En cadena para siempre frente a conveniencia fuera de cadena
Aquí va una diferencia clave:
- Ordinals: Almacenan todo en la blockchain de Bitcoin. Permanente, pero caro y limitado en tamaño.
- NFTs de Ethereum: Almacenan solo la información de propiedad en cadena; el resto vive fuera de cadena. Más barato y flexible, pero menos duradero.
Como los bloques de Bitcoin son pequeños y costosos de llenar, los Ordinals suelen ser diminutos: piensa en arte pixelado o poemas cortos. Los NFTs de Ethereum pueden apuntar a videos en alta resolución o modelos 3D, pero solo mientras alguien siga pagando por alojarlos en línea.
Cómo los usas realmente
Usar Ordinals se siente más técnico. A menudo necesitas billeteras y herramientas especiales para crearlos o enviarlos, y tienes que entender cómo funcionan las transacciones de Bitcoin por debajo. Es como construir tu propia radio en lugar de comprarla lista para usar.
Los NFTs de Ethereum son plug-and-play. Abre una billetera como MetaMask, conéctate a un marketplace como OpenSea y listo. Las reglas estandarizadas (como ERC-721) hacen que todo funcione sin problemas entre apps, por eso la mayoría de artistas y coleccionistas empezaron ahí.

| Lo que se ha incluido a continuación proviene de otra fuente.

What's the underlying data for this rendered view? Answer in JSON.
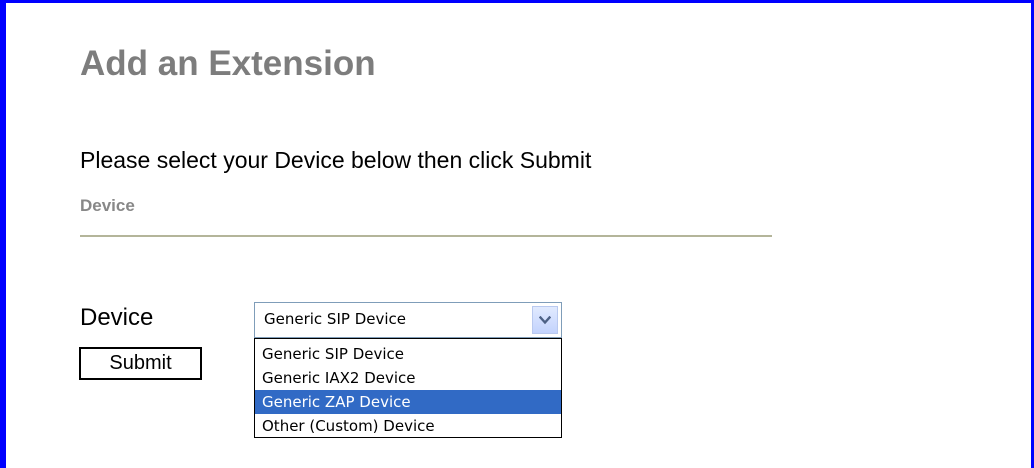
{
  "page": {
    "title": "Add an Extension",
    "instruction": "Please select your Device below then click Submit",
    "section_heading": "Device"
  },
  "form": {
    "device_label": "Device",
    "submit_label": "Submit",
    "device_select": {
      "selected": "Generic SIP Device",
      "options": [
        "Generic SIP Device",
        "Generic IAX2 Device",
        "Generic ZAP Device",
        "Other (Custom) Device"
      ],
      "highlighted_option": "Generic ZAP Device"
    }
  },
  "colors": {
    "frame_border": "#0000ff",
    "title_text": "#7d7d7d",
    "highlight_bg": "#316ac5"
  },
  "icons": {
    "select_arrow": "chevron-down-icon"
  }
}
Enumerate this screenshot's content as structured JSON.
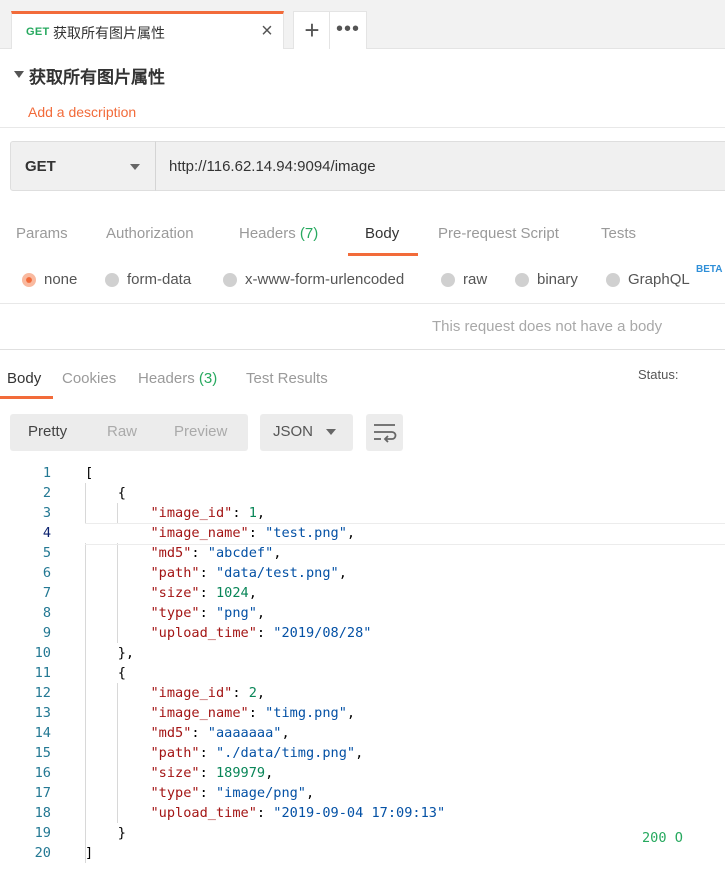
{
  "tab": {
    "method": "GET",
    "name": "获取所有图片属性",
    "close": "×",
    "add": "+",
    "more": "•••"
  },
  "request": {
    "title": "获取所有图片属性",
    "add_description": "Add a description",
    "method": "GET",
    "url": "http://116.62.14.94:9094/image"
  },
  "request_tabs": [
    {
      "label": "Params"
    },
    {
      "label": "Authorization"
    },
    {
      "label": "Headers",
      "count": "(7)"
    },
    {
      "label": "Body"
    },
    {
      "label": "Pre-request Script"
    },
    {
      "label": "Tests"
    }
  ],
  "body_types": [
    "none",
    "form-data",
    "x-www-form-urlencoded",
    "raw",
    "binary",
    "GraphQL"
  ],
  "body_types_selected": "none",
  "beta": "BETA",
  "no_body_text": "This request does not have a body",
  "response_tabs": [
    {
      "label": "Body"
    },
    {
      "label": "Cookies"
    },
    {
      "label": "Headers",
      "count": "(3)"
    },
    {
      "label": "Test Results"
    }
  ],
  "status": {
    "label": "Status:",
    "value": "200 O"
  },
  "view_modes": [
    "Pretty",
    "Raw",
    "Preview"
  ],
  "view_mode_selected": "Pretty",
  "format": "JSON",
  "highlighted_line": 4,
  "code_lines": [
    [
      [
        "p",
        "["
      ]
    ],
    [
      [
        "p",
        "    {"
      ]
    ],
    [
      [
        "p",
        "        "
      ],
      [
        "k",
        "\"image_id\""
      ],
      [
        "p",
        ": "
      ],
      [
        "n",
        "1"
      ],
      [
        "p",
        ","
      ]
    ],
    [
      [
        "p",
        "        "
      ],
      [
        "k",
        "\"image_name\""
      ],
      [
        "p",
        ": "
      ],
      [
        "s",
        "\"test.png\""
      ],
      [
        "p",
        ","
      ]
    ],
    [
      [
        "p",
        "        "
      ],
      [
        "k",
        "\"md5\""
      ],
      [
        "p",
        ": "
      ],
      [
        "s",
        "\"abcdef\""
      ],
      [
        "p",
        ","
      ]
    ],
    [
      [
        "p",
        "        "
      ],
      [
        "k",
        "\"path\""
      ],
      [
        "p",
        ": "
      ],
      [
        "s",
        "\"data/test.png\""
      ],
      [
        "p",
        ","
      ]
    ],
    [
      [
        "p",
        "        "
      ],
      [
        "k",
        "\"size\""
      ],
      [
        "p",
        ": "
      ],
      [
        "n",
        "1024"
      ],
      [
        "p",
        ","
      ]
    ],
    [
      [
        "p",
        "        "
      ],
      [
        "k",
        "\"type\""
      ],
      [
        "p",
        ": "
      ],
      [
        "s",
        "\"png\""
      ],
      [
        "p",
        ","
      ]
    ],
    [
      [
        "p",
        "        "
      ],
      [
        "k",
        "\"upload_time\""
      ],
      [
        "p",
        ": "
      ],
      [
        "s",
        "\"2019/08/28\""
      ]
    ],
    [
      [
        "p",
        "    },"
      ]
    ],
    [
      [
        "p",
        "    {"
      ]
    ],
    [
      [
        "p",
        "        "
      ],
      [
        "k",
        "\"image_id\""
      ],
      [
        "p",
        ": "
      ],
      [
        "n",
        "2"
      ],
      [
        "p",
        ","
      ]
    ],
    [
      [
        "p",
        "        "
      ],
      [
        "k",
        "\"image_name\""
      ],
      [
        "p",
        ": "
      ],
      [
        "s",
        "\"timg.png\""
      ],
      [
        "p",
        ","
      ]
    ],
    [
      [
        "p",
        "        "
      ],
      [
        "k",
        "\"md5\""
      ],
      [
        "p",
        ": "
      ],
      [
        "s",
        "\"aaaaaaa\""
      ],
      [
        "p",
        ","
      ]
    ],
    [
      [
        "p",
        "        "
      ],
      [
        "k",
        "\"path\""
      ],
      [
        "p",
        ": "
      ],
      [
        "s",
        "\"./data/timg.png\""
      ],
      [
        "p",
        ","
      ]
    ],
    [
      [
        "p",
        "        "
      ],
      [
        "k",
        "\"size\""
      ],
      [
        "p",
        ": "
      ],
      [
        "n",
        "189979"
      ],
      [
        "p",
        ","
      ]
    ],
    [
      [
        "p",
        "        "
      ],
      [
        "k",
        "\"type\""
      ],
      [
        "p",
        ": "
      ],
      [
        "s",
        "\"image/png\""
      ],
      [
        "p",
        ","
      ]
    ],
    [
      [
        "p",
        "        "
      ],
      [
        "k",
        "\"upload_time\""
      ],
      [
        "p",
        ": "
      ],
      [
        "s",
        "\"2019-09-04 17:09:13\""
      ]
    ],
    [
      [
        "p",
        "    }"
      ]
    ],
    [
      [
        "p",
        "]"
      ]
    ]
  ],
  "colors": {
    "accent": "#f26b3a",
    "green": "#27a95f",
    "beta": "#2f8fd8"
  }
}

¿Qué significa esto para la gente común?
Si te importa la permanencia absoluta —saber que tu artículo digital sobrevivirá a servidores, empresas e incluso tendencias—, los Ordinals ofrecen una durabilidad inigualable. Pero si quieres funciones dinámicas, comercio fácil o multimedia rica, los NFTs al estilo Ethereum siguen siendo mucho más prácticos. Ninguno es «mejor»: satisfacen necesidades diferentes, como elegir entre una carta escrita a mano y un correo electrónico.
Puntos clave
- Los Ordinals incrustan datos directamente en Bitcoin, lo que los hace permanentes pero simples.
- Los NFTs de Ethereum usan contratos inteligentes y almacenamiento fuera de cadena, permitiendo funciones más ricas pero dependiendo de sistemas externos.
- Los Ordinals priorizan la inmutabilidad; los NFTs priorizan la flexibilidad.
- La experiencia de usuario es más fluida con los NFTs gracias a herramientas estandarizadas.
- Ambos coexisten como respuestas diferentes a la pregunta: «¿Cómo deberíamos poseer cosas digitales?»